Enfin, la densification du réseau doit s’accompagner d’une accessibilité simplifiée aux points de recharge électrique, et ce indépendamment de l’application ou du service utilisé par les automobilistes, qui auront par là-même accès à un plus grand parc de points de recharge avec leur interface préférée. Un réseau interconnecté et compatible avec les interfaces principales pour la recharge favorisera l’adoption de ce nouveau mode de mobilité et une itinérance plus sereine. Dans ce contexte, sera-t-il vraiment possible d’équiper le territoire en bornes de recharge en une décennie ?
Et les Français dans tout ça ?
L’électrification du parc automobile français semble donc actée sur un plan politique. Cependant, l’ampleur de cette transition, qui implique tout de même quelques 40 millions de véhicules, nécessite de recentrer la réflexion sur l’objectif final : la réduction globale des émissions carbone au plan national. En effet, se limiter seulement aux émissions des véhicules eux-mêmes peut être trompeur si on ne prend pas en compte l’ensemble de la chaîne. Au-delà des velléités politiques, les véhicules électriques représentent des défis industriels, puisqu’ils impliquent de repenser les chaînes de production de bout en bout, énergétiques, la production d’électricité se devant de ne pas émettre de carbone, et structurelle, car il faut repenser des territoires historiquement conçus autour des véhicules thermiques.

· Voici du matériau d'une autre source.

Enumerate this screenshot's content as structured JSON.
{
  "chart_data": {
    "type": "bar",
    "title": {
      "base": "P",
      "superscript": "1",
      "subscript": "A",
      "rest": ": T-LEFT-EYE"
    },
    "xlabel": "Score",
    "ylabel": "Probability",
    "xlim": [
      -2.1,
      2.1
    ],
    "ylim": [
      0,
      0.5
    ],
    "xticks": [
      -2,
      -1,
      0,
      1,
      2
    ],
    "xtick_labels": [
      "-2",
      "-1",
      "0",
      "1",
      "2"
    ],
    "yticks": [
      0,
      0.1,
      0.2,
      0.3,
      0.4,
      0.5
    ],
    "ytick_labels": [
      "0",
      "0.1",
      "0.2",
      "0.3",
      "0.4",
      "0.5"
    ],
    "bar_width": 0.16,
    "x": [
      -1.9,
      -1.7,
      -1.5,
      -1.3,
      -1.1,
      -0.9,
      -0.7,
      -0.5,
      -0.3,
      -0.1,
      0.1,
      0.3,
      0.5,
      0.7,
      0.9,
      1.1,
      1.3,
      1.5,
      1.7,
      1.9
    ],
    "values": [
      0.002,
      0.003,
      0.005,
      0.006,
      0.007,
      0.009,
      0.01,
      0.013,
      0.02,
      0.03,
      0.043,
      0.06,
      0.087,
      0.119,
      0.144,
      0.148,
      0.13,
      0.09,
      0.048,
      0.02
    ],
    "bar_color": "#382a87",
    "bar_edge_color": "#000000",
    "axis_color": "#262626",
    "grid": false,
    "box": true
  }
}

Un autre indicateur et non des moindres, une majorité de Français ne souhaite pas remplacer leurs véhicules thermiques pour des modèles plus verts, non pas par opposition de principe, mais en soutenant des arguments à entendre : questionnements sur le bien-fondé de telles mesures sur l’impact écologique, coûts inadaptés à la situation économique actuelle. Tant d’arguments à considérer pour ne pas opposer à nouveau les Français avec des décisions qu’ils pourraient considérer comme arbitraires.